TERAGO ANNOUNCES CLOSING OF RECAPITALIZATION TRANSACTIONS

TGO · Price

Executive Summary

  • TERAGO Inc. completed a multi‑component recapitalization consisting of a rights offering, a concurrent private placement, and the refinancing of its term debt facility, raising approximately $15.9 million in gross proceeds.
  • The rights offering issued 12,675,208 common shares at $0.84 each, generating $10.65 M; the private placement sold 6,249,756 shares for $5.25 M.
  • A new US$21.77 M three‑year term loan was secured, accompanied by issuance of 2,053,411 warrants (60‑month exercise at $0.84).

Key Details

  • Rights Offering
  • Shares issued: 12,675,208 common shares @ $0.84 per share.
  • Gross proceeds: ≈ $10,647,174.
  • Standby purchasers: Cymbria (4,761,904 shares for $4 M) and Hunsbury (1,500,000 shares for $1.26 M).
  • Total standby purchaser acquisition: 6,261,904 shares for $5,260,000.

  • Concurrent Private Placement

  • Shares issued: 6,249,756 common shares @ $0.84 per share.
  • Gross proceeds: ≈ $5,249,795.
  • Subject to statutory hold period of 4 months + 1 day.

  • Aggregate Issuance & Proceeds

  • Total shares issued across both transactions: 18,924,964 common shares.
  • Aggregate gross proceeds: ≈ $15,896,969.
  • Post‑transaction outstanding shares: 38,997,457 common shares.

  • New Term Debt Facility

  • Principal amount: US $21,770,000 (3‑year term).
  • Lender: EdgePoint (administrative and collateral agent) with affiliate as sole lender; possible syndication.
  • Warrants issued to lenders: 2,053,411 warrants, each exercisable for one common share at $0.84 for 60 months from issuance.

  • Use of Proceeds

  • Funding capital expenditures, transaction fees and expenses, and general corporate working‑capital purposes.

  • Advisors & Fees

  • Origin Merchant Securities Inc. retained as exclusive financial advisor; customary advisory fees paid from gross proceeds.

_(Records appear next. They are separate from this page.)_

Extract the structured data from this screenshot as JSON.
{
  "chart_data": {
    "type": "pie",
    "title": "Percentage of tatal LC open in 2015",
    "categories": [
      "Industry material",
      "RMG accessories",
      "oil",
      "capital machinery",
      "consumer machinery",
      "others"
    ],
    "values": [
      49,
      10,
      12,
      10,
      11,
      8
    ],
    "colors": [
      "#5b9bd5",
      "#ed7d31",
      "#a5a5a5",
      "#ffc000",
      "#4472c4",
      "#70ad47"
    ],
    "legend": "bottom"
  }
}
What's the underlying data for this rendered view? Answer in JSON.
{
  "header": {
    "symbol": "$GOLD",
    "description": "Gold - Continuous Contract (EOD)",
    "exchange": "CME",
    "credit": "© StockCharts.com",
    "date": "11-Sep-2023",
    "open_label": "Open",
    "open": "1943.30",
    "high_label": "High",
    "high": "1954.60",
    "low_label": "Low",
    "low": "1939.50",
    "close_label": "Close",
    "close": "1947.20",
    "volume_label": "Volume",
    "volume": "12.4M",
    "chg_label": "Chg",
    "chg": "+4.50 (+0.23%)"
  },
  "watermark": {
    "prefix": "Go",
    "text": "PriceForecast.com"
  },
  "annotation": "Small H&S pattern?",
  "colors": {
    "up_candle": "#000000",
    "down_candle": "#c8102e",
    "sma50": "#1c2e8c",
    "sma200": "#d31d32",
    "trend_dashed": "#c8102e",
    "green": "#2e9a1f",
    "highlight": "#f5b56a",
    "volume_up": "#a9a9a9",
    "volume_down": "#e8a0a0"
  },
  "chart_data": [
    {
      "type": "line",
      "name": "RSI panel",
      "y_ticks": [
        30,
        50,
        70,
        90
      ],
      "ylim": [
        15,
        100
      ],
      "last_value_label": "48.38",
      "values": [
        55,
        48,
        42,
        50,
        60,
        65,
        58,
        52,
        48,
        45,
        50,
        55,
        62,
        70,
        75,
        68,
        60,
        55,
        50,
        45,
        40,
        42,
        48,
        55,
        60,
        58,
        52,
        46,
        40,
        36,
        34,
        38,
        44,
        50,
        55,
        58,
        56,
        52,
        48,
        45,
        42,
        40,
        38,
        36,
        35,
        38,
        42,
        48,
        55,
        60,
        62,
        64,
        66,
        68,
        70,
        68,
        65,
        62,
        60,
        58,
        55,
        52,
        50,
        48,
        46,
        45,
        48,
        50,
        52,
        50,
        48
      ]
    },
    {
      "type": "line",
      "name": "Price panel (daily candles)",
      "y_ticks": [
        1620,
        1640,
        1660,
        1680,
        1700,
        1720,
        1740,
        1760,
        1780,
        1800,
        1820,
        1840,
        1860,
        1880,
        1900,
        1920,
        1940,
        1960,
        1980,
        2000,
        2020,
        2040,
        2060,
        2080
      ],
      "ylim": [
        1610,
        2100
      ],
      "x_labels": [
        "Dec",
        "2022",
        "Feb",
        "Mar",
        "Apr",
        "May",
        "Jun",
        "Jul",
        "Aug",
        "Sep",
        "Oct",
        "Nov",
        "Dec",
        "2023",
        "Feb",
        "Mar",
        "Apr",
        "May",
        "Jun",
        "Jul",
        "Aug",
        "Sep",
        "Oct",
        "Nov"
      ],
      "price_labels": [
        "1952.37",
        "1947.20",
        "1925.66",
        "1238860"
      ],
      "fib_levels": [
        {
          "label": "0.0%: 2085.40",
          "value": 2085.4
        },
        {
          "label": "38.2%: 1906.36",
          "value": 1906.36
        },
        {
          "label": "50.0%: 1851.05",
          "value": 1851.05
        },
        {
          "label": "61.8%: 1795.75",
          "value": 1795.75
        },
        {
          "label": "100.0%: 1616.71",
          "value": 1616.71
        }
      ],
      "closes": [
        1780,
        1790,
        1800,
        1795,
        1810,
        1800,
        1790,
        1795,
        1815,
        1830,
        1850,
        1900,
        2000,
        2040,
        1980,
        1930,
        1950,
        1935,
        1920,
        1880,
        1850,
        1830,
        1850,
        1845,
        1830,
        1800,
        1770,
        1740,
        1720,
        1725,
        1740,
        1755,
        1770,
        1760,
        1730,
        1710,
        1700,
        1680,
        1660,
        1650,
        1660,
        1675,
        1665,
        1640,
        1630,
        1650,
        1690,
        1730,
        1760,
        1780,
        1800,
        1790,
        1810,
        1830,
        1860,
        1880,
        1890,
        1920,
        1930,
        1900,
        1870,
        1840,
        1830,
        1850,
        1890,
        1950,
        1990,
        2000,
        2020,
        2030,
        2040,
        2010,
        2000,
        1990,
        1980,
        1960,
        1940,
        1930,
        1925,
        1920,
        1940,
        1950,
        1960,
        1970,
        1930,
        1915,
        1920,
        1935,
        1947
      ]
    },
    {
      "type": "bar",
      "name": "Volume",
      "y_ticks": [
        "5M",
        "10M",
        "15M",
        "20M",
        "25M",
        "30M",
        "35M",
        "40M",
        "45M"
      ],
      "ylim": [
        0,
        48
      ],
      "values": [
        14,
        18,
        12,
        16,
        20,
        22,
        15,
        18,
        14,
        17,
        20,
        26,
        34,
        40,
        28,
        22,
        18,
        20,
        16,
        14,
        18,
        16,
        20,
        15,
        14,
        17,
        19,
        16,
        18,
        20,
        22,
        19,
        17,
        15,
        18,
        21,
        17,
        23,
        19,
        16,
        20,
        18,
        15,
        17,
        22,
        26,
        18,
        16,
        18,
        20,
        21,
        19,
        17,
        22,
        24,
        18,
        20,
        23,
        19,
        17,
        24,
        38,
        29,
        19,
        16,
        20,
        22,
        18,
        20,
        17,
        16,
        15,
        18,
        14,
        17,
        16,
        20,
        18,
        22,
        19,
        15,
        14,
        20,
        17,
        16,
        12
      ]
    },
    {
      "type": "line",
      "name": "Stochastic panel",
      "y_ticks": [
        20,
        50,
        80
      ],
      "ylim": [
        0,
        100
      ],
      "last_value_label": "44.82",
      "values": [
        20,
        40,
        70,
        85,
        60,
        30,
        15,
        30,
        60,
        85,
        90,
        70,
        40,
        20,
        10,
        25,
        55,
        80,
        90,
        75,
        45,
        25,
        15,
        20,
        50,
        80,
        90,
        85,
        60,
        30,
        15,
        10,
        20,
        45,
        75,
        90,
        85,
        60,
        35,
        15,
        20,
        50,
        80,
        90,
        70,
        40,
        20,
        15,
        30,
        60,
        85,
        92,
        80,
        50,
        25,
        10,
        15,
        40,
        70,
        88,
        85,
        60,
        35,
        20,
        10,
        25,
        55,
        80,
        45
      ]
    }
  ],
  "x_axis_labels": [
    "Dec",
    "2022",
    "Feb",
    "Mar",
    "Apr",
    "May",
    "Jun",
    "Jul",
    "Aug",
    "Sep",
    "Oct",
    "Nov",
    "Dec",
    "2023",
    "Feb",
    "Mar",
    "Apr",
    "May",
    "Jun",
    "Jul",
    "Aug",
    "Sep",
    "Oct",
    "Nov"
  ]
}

  • Regulatory / Related Party Considerations

  • Transactions qualify for exemptions under MI 61‑101 (related‑party rules).
  • Conditional approval received from the Toronto Stock Exchange; final TSX approval pending.

Notable Quotes

“This recapitalization marks an important milestone for TERAGO, strengthening our balance sheet and providing the flexibility to advance our strategic priorities.” – Daniel Vucinic, President & CEO, TERAGO

“We are pleased to have played a leading role in this recapitalization, which provides TERAGO with the financial flexibility and strategic runway to capitalize on its valuable spectrum assets.” – Frank Mullen, Chief Investment Officer, EdgePoint Investment Group Inc.